Let me demonstrate with DeepSeek R1 Distill Llama, a powerful and efficient model I’ve been testing on my MacBook Pro M2 Max:
First, pull the model:
docker model pull ai/deepseek-r1-distill-llama:8B-Q4_K_M
Then run it with a simple command:
docker model run ai/deepseek-r1-distill-llama:8B-Q4_K_M 'What are three benefits of running LLMs locally?'
That’s it! Seriously haha. No configuration files, no Python environment setup, no GPU drivers to install. The model downloads in minutes and responds immediately. What would have taken hours of setup and troubleshooting before now happens in seconds.
Why Local LLMs Are a Big Deal
Running AI models locally offers several critical advantages that can’t be overlooked:
- Complete privacy: Your data never leaves your device - crucial for sensitive work
- No API costs: Use the model as much as you want without worrying about usage fees
- Works offline: Perfect for traveling or unreliable internet connections
- Lower latency: Responses come faster without network delays
- Customization potential: Possibility to fine-tune for your specific needs
This approach to running local AI models follows similar containerization principles that I discussed in my article about Docker.
The Performance
The speed is what shocked me the most. Although I’m running on a “good” computer, is just a laptop. Using DeepSeek R1 as my test case, the model runs super fast on my MacBook Pro M2 Max. Responses come with minimal lag, making it practical for real-world applications.
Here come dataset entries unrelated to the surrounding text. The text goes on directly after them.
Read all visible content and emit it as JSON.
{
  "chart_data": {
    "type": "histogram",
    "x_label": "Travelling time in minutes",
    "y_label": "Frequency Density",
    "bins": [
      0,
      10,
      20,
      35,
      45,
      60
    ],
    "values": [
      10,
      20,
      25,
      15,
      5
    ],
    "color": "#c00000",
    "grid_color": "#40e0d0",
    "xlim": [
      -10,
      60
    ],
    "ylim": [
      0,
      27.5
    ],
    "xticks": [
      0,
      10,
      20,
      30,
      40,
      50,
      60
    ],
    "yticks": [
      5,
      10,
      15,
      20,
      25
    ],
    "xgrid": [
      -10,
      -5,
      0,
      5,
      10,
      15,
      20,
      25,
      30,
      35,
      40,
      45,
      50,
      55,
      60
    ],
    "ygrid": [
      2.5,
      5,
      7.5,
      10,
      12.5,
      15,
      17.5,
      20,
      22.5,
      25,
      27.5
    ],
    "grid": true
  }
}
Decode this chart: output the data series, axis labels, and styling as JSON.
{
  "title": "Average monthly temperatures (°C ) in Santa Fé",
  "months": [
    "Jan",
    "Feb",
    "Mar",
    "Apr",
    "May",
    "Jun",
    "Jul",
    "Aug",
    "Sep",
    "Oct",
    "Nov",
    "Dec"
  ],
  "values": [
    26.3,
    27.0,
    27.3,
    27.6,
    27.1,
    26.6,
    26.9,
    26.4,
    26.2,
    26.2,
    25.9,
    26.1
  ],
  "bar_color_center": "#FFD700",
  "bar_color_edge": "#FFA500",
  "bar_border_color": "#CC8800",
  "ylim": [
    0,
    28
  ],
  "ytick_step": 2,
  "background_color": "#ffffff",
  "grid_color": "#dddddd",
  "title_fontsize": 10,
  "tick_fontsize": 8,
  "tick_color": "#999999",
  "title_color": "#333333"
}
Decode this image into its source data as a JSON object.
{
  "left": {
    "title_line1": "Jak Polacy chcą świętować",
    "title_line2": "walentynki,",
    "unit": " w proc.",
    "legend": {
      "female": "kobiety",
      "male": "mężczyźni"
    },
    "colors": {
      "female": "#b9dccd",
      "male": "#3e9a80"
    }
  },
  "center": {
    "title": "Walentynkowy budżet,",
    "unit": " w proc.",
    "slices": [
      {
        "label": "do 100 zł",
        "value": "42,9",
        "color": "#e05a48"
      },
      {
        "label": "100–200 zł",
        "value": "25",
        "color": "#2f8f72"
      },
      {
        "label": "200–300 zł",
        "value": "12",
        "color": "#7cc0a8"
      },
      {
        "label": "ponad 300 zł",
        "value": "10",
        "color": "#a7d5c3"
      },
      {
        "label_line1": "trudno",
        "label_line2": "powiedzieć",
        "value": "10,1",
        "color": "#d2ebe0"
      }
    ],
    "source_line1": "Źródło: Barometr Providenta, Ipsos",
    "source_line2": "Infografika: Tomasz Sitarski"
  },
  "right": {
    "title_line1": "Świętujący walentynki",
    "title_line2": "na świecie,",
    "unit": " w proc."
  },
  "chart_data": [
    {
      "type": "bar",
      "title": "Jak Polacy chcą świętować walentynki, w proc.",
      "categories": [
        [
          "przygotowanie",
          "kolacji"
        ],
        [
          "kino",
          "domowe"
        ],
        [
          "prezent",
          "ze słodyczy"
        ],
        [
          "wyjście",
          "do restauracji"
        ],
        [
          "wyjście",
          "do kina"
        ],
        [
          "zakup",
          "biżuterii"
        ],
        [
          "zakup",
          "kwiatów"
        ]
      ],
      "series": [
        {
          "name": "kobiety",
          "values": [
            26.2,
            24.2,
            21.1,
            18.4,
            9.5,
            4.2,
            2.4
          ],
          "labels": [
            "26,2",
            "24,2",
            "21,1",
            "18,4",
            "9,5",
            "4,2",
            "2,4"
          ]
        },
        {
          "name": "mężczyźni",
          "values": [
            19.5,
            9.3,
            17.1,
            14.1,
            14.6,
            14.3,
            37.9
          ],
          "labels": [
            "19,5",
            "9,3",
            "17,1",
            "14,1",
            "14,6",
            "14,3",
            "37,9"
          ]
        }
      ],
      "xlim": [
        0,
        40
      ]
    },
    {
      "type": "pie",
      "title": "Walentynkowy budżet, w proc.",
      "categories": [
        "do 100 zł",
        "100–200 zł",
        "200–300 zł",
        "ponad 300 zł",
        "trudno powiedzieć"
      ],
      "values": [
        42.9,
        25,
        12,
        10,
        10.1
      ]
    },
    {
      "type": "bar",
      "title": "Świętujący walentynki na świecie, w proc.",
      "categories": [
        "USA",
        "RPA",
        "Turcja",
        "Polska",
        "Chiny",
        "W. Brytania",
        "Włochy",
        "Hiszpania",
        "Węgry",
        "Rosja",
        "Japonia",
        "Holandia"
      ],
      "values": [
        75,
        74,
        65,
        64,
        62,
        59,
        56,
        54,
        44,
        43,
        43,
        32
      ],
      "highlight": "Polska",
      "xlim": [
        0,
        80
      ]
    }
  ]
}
I was honestly expecting to deal with the typical tradeoff between accessibility and speed - you know, making something easier to use usually means compromising on capabilities. Not here. The days of needing specialized hardware to run capable AI models are quickly fading.
The response takes less than 500ms in my local machine. Yeah, I’m still processing.
Your Own Local LLM
Here’s how to start running LLMs locally in less than 5 minutes:
- Install the latest Docker Desktop
- Enable Docker Model Runner in Settings > Features in development
- Use
docker model pull <model>
to download your chosen model - Run prompts with
docker model run <model> <prompt>
For more options and available models:
docker model list
docker model help
What’s particularly amazeballs is that Docker Model Runner exposes an OpenAI-compatible API, meaning you can easily integrate these local models into applications already built for services like ChatGPT.
Other Models to Try
While I’ve highlighted DeepSeek R1 in my examples (which has been impressive), Docker Model Runner supports various models through Docker Hub’s ai
namespace. Different models offer different capabilities, sizes, and performance characteristics, letting you choose based on your specific needs and hardware constraints.
As an example, ai/llama3.2:1B-Q8_0
occupies 1.22GB and ai/deepseek-r1-distill-llama:8B-Q4_K_M
4.58GB (:70B-Q4_K_M
is 42GB).
I’m trully impressed, the barrier to entry for running complex AI has never been lower. As I said, Docker did it again!